Shortcomings of Existing Solutions

  • Fixed Toolset Approach: Fixed toolset, lack of flexibility, unable to generate customized visual aids
  • Unified Multimodal Approach: In end-to-end models, generation and understanding tasks compete for resources, leading to noisy results

These issues gave rise to the decoupled design idea of ETCHR.

3

Section 03

Core Concepts of ETCHR: Decoupled Architecture and Key Designs

Core Concepts and Architecture of ETCHR

Decoupled Design

Separate understanding and editing tasks:

  • Understanding Model: Focuses on visual understanding and reasoning (compatible with any MLLM)
  • Editing Model: Focuses on problem-conditional image editing (the main body of ETCHR)

Architecture Components

  • Input Encoding: Image encoder + text encoder + fusion module to integrate multimodal information
  • Editing Generation: Decoder autoregressively generates operation sequences like cropping/zooming/highlighting
  • Image Rendering: Differentiable rendering module applies editing operations to generate new images

Key Features

  • Problem-conditional: Generates customized edits for specific problems
  • Reasoning context-aware: Uses intermediate reasoning results to optimize edits
  • Progressive editing: Supports multi-step coherent operations

This design bridges the gap between the language side (converting abstract problems to editing intentions) and the generation side (quality degradation in multi-step editing).

4

Section 04

Two-Stage Training Scheme of ETCHR

Two-Stage Training Scheme

Stage 1: Reasoning Imitation (Addressing the Language Side Gap)

  • Data: Large-scale edit trajectory dataset (original image + problem + reasoning chain + edit sequence + result image)
  • Training: Supervised fine-tuning to learn mapping from problem + reasoning process to edit operations
  • Goal: Enable the model to understand "why" to edit and "what" to edit

Stage 2: Reasoning Enhancement (Addressing the Generation Side Gap)

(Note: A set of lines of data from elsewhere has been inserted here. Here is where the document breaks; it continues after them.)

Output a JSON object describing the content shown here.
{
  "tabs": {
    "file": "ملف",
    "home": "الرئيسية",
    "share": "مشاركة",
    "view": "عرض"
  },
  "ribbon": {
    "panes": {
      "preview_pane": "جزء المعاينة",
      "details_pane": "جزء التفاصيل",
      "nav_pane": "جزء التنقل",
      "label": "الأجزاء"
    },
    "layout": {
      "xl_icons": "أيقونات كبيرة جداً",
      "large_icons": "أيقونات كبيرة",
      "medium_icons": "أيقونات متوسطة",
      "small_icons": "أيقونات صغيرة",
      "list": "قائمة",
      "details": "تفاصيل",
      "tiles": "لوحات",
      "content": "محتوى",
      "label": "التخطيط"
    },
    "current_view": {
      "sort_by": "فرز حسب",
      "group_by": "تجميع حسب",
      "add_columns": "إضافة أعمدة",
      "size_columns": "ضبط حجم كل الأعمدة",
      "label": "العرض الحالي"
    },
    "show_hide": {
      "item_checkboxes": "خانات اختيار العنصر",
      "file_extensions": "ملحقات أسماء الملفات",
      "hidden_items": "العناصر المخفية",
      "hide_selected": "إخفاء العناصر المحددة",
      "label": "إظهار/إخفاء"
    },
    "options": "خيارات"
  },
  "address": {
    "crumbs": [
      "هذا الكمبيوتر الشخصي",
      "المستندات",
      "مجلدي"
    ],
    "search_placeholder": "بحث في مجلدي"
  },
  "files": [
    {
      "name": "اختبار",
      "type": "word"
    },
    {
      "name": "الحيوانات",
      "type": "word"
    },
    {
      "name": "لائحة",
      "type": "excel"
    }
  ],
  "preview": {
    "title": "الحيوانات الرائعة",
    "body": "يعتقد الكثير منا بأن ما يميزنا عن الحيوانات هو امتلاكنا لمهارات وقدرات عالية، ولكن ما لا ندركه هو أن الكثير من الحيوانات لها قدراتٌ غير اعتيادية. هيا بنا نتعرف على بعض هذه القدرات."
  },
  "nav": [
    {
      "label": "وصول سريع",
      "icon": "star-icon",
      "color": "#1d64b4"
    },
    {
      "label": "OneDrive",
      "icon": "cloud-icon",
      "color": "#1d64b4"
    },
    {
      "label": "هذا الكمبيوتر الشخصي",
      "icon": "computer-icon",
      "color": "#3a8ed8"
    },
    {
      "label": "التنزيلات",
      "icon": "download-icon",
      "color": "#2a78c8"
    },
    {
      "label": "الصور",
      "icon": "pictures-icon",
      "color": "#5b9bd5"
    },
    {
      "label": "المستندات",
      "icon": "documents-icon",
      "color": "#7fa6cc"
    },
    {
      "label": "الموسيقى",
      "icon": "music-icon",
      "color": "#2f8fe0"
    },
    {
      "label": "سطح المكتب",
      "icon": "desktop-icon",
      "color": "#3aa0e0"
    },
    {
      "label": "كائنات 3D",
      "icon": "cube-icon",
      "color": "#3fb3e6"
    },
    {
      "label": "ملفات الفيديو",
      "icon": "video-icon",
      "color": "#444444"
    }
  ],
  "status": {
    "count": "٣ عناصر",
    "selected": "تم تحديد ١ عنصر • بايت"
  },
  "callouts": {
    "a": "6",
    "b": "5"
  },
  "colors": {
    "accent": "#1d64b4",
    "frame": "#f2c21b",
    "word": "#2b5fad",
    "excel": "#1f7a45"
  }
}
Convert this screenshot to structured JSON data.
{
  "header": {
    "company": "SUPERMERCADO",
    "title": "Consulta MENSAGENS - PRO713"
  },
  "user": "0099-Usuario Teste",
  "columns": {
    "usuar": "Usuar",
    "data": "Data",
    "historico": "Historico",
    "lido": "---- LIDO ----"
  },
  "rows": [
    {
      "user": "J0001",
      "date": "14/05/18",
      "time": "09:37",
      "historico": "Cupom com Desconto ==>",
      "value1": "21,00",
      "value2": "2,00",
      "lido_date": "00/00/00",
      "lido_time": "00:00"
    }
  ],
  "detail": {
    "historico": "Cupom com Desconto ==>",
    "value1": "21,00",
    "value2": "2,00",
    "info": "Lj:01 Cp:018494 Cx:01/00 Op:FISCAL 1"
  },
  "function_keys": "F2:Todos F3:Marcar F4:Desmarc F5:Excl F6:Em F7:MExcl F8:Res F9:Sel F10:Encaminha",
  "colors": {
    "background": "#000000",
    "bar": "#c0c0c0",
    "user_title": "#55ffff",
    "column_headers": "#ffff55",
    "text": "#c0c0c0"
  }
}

  • Reward Signal: Dual rewards (edit correctness + downstream reasoning accuracy)
  • Training: Reinforcement learning (PPO/DPO) to optimize the reward combination
  • Goal: Ensure edit quality remains stable as reasoning depth increases

The two-stage training is indispensable; together they improve model performance.

5

Section 05

Experimental Evaluation: ETCHR Delivers Significant Reasoning Improvements

Experimental Results and Analysis

Task Coverage

Tested on 5 types of tasks: fine-grained perception, chart understanding, logical reasoning, puzzle restoration, and 3D understanding

Model Improvement Data

  • Qwen3-VL-8B: Pass@1 from 55.95 → 60.77 (+4.82)
  • Gemini-3.1-Flash-Lite: 65.08 →70.55 (+5.47)
  • Kimi K2.5:76.55→81.16 (+4.61)

Task-Level Performance

  • Fine-grained perception shows the most significant improvement (+6-8%)
  • Chart understanding/puzzle restoration shows obvious improvement (+4-7%)
  • Logical reasoning/3D understanding shows steady improvement (+3-5%)

Ablation Experiments

  • Stage 1 only: +2-3% improvement
  • Adding Stage 2: Additional +2-3% improvement

This proves the effectiveness of the two-stage training.

6

Section 06

Application Value and Scenarios of ETCHR

Application Value and Scenarios

Plug-and-Play Features

  • Compatible with any MLLM without retraining
  • Supports open-source/closed-source models without affecting original capabilities

Practical Applications

  • Document Analysis: Process tables/charts/multi-column layouts
  • Medical Imaging: Zoom in on key areas, enhance contrast
  • Industrial Quality Inspection: Highlight defect areas, add measurement markers
  • Educational Assistance: Generate visual problem-solving processes

ETCHR is a universal visual reasoning enhancement tool.

7

Section 07

Future Research Directions and Conclusion

Future Directions and Conclusion

Future Research

  • Interactive editing: Support user feedback to guide editing
  • Video extension: Temporal dimension editing operations
  • Integration of editing and generation: Generate auxiliary diagrams
  • Multimodal editing: Support audio/3D models, etc.

Conclusion

ETCHR verifies the engineering path of "thinking with images" through its decoupled design and two-stage training. Its success reveals that in complex tasks, decoupled specialized optimization is more effective than end-to-end unified models. Future MLLMs will manipulate visual information more flexibly to solve more complex practical problems.